Mais la première utilisation de ces trois points dans une signature n’est pas maçonnique. Ainsi, dès le XVIIIe siècle, dans les actes notariés et les actes d’État civil, apparaissent dans les signatures deux traits parallèles, avec deux points ou même sans point, ou parfois encore un trait encadré de points. À la fin du XVIIIe siècle et sous l’Empire, toujours dans des actes, ces coquetteries de signatures se généralisent sous la forme de deux traits horizontaux possédant trois points en ligne. Dès la seconde moitié du XIXe siècle, cette habitude se généralise à des notables par effet de mode. 
Pour Daniel Ligou, cet usage proviendrait des congrégations créées et animées par les Jésuites durant la Contre-Réforme, tout particulièrement dans les congrégations mariales. La symbolique étant alors que les deux colonnes seraient celles de l’Ancien Testament, et les trois points représenteraient le Père, le Fils, et le Saint-Esprit. Ainsi, des francs-maçons ayant pris l’habitude de signer de cette manière auraient apporté cet usage dans les loges, à l’exemple de Claude-François Achard, fondateur de la Triple Union de Marseille, qui signait parfois ses lettres à Willermoz ainsi. 

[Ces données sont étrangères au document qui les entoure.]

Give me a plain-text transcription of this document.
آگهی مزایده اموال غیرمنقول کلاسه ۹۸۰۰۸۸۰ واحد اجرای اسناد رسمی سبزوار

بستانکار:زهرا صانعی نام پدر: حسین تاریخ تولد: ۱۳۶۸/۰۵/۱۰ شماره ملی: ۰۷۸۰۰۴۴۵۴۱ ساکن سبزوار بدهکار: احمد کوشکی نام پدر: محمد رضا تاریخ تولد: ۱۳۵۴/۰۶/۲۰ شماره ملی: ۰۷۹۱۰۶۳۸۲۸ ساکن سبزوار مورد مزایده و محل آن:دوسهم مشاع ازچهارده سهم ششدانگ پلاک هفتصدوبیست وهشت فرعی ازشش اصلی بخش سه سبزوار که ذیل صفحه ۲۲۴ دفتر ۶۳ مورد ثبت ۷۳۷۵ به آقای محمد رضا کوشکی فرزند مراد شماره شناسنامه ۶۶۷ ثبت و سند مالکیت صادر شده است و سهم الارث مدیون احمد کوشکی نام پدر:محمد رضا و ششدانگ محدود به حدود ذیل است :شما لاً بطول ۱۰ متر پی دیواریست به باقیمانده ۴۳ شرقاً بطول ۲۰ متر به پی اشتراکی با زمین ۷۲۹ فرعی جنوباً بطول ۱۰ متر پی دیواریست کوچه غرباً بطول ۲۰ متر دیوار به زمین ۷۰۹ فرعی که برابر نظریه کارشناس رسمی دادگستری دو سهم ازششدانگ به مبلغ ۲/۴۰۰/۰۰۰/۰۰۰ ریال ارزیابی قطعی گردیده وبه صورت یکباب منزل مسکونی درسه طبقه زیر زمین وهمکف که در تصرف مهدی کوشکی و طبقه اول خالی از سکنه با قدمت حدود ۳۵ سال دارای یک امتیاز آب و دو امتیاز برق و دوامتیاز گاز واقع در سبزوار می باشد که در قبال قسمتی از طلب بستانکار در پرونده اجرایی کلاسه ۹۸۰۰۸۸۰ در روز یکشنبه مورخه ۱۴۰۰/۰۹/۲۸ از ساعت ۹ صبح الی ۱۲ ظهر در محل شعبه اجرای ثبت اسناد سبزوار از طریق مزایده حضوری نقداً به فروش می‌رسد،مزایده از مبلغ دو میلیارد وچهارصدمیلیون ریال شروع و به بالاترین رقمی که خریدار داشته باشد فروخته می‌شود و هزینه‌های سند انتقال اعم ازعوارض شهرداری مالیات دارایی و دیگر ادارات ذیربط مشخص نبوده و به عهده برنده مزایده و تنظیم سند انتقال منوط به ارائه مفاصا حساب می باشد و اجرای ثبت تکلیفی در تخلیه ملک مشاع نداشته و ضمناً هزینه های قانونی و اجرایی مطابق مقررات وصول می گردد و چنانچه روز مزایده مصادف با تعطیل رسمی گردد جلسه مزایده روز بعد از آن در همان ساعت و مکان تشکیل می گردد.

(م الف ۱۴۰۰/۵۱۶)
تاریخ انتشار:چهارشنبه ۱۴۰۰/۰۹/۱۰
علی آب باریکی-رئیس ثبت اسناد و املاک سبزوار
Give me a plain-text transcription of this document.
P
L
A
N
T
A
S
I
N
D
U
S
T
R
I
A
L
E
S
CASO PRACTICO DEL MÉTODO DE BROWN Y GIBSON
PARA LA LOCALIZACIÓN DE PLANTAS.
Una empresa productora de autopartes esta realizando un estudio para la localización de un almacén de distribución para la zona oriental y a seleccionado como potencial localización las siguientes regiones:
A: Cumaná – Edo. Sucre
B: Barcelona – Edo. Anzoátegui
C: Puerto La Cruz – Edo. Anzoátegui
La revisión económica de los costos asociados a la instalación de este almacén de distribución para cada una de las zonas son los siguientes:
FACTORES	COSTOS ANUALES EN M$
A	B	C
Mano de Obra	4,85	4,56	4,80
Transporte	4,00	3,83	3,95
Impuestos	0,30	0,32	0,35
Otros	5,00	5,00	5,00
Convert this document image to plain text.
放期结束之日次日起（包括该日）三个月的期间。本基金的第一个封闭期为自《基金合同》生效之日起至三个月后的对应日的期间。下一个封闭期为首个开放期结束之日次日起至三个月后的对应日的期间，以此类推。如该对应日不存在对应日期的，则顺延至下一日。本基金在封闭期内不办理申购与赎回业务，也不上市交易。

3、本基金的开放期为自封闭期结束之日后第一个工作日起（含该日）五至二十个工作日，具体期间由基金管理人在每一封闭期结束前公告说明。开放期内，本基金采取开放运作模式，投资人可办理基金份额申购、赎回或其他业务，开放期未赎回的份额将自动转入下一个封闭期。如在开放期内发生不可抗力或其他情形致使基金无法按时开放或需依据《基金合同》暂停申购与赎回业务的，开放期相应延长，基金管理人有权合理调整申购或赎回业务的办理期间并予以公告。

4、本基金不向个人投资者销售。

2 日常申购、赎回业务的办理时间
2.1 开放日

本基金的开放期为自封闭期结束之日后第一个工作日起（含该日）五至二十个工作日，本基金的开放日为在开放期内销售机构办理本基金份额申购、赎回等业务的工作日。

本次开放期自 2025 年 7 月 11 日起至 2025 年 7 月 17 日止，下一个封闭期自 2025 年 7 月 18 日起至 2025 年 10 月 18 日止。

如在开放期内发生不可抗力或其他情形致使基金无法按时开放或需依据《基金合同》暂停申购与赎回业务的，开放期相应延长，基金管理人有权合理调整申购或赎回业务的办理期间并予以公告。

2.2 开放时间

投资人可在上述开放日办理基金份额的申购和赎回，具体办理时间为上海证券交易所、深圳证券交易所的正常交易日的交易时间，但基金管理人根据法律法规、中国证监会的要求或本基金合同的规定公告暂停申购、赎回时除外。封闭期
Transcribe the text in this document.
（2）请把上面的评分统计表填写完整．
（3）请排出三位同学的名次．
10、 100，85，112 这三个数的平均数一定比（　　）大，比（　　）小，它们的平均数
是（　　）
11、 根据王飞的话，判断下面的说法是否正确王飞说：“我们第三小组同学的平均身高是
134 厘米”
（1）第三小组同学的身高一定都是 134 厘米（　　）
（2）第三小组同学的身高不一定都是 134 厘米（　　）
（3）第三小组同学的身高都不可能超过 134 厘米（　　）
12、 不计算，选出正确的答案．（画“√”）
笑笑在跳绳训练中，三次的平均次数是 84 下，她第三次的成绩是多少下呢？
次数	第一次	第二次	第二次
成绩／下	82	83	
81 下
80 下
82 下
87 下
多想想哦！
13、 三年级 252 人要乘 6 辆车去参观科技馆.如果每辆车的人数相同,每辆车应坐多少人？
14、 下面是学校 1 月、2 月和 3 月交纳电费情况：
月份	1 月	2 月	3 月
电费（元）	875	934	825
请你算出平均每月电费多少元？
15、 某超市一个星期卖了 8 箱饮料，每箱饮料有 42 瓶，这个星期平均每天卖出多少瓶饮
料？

Cet usage de signature apparaît pour la première fois comme ponctuation pour des initiales dans les années 1760. Dans le cahier de loge de la Concorde de Beaucaire, consultable en ligne dans les archives de l’Hérault, de nombreuses occurrences apparaissent, et l’usage n’en est pas fixé. Comme le montre l’illustration de l’article, tantôt les trois points sont en triangle avec la pointe vers le haut, tantôt vers le bas, tantôt à droite, tantôt les trois points sont alignés à la verticale, ou même parfois, dans une lettre reçue d’une Loge d’Italie qui y est reproduite il n’en existe que deux pour chaque initiale. 
Mais d’où vient alors cette fixation en trois points en pyramide avec la pointe tournée vers le haut ? Les francs-maçons l’ont-ils inventé ? Rien n’est moins sûr, car ∴ est en réalité un symbole mathématique. Utilisé pour la première fois par Johann Rahn en 1659 dans un ouvrage rédigé en allemand Teutsche Algebra, ce symbole désigne alors la conséquence syntactique (dans la forme). On le traduit en « par conséquent », ou en anglais « therefore ». 
Ainsi, comme pour tous nos symboles maçonniques, il s’agit ici, une nouvelle fois, d’un emprunt multiple que seules les préférences des francs-maçons de l’époque ont transformé en tradition.